As an 18-year-old, I caused a serious road accident by my own stupidity. Thank God, I didn’t do major damage to anyone but myself. But I can tell you that this film accurately portrays the appalling speed with which normality turns to disaster and also the strange disturbing peace which can come halfway through the horror, before it starts again. Watch it on YouTube if you can. Make sure any teenager you know watches it too.
* There now seems to be an orchestrated campaign by architects against Prince Charles. Hardly a week goes by without another one attacking him. I think we should all side with the Prince. He is the nearest thing we now have to the great John Betjeman, who saved many fine buildings from being destroyed, and spoke up for beauty against barbarism. Charles may be wrong about many things, but he is right about buildings, and his interventions against ugliness have been a proper use of his influence.
These architects, all glinting efficient types who seem unable to design anything except boxes, go on about democracy.

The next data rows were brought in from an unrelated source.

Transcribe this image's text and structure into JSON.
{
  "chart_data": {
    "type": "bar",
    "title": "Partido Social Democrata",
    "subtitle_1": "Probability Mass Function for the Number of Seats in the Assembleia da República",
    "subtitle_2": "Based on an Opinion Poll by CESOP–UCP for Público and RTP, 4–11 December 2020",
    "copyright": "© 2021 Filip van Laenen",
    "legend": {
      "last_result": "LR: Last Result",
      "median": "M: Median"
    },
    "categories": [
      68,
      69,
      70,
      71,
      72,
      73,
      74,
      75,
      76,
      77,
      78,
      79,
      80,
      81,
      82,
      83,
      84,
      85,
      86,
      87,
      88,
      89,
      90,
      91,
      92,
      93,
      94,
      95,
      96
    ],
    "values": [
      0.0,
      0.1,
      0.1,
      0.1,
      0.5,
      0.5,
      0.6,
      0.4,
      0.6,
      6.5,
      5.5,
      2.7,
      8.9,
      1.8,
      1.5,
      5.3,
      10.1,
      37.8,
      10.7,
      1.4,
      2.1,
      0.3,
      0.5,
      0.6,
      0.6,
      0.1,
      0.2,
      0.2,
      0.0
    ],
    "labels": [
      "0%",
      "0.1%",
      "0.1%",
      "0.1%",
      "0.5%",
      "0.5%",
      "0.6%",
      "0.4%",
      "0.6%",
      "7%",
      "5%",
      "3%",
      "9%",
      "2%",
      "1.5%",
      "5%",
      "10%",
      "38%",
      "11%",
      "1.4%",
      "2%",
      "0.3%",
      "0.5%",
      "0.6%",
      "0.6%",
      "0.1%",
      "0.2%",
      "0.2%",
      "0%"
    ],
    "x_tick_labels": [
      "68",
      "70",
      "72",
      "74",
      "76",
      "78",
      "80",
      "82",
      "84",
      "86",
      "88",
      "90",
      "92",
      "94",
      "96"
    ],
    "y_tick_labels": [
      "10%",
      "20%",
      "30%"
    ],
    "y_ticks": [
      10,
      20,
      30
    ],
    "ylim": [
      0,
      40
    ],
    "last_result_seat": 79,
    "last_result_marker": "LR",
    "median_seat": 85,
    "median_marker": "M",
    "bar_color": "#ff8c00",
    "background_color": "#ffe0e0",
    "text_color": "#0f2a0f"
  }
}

But who chose them, or the hideous and un-British styles they force on us?
* I suspect that many of those who now claim to ‘hate’ Gordon Brown really hate themselves for having voted New Labour two or three times, after being fooled by the Blair creature.
After all, why wait ten years to get so enraged with this terrible Government? Some of us knew from the start how bad it was. What will all these people do for a hate-figure if Mr Brown quits, as I think he will probably do on ‘health grounds’ before the Election?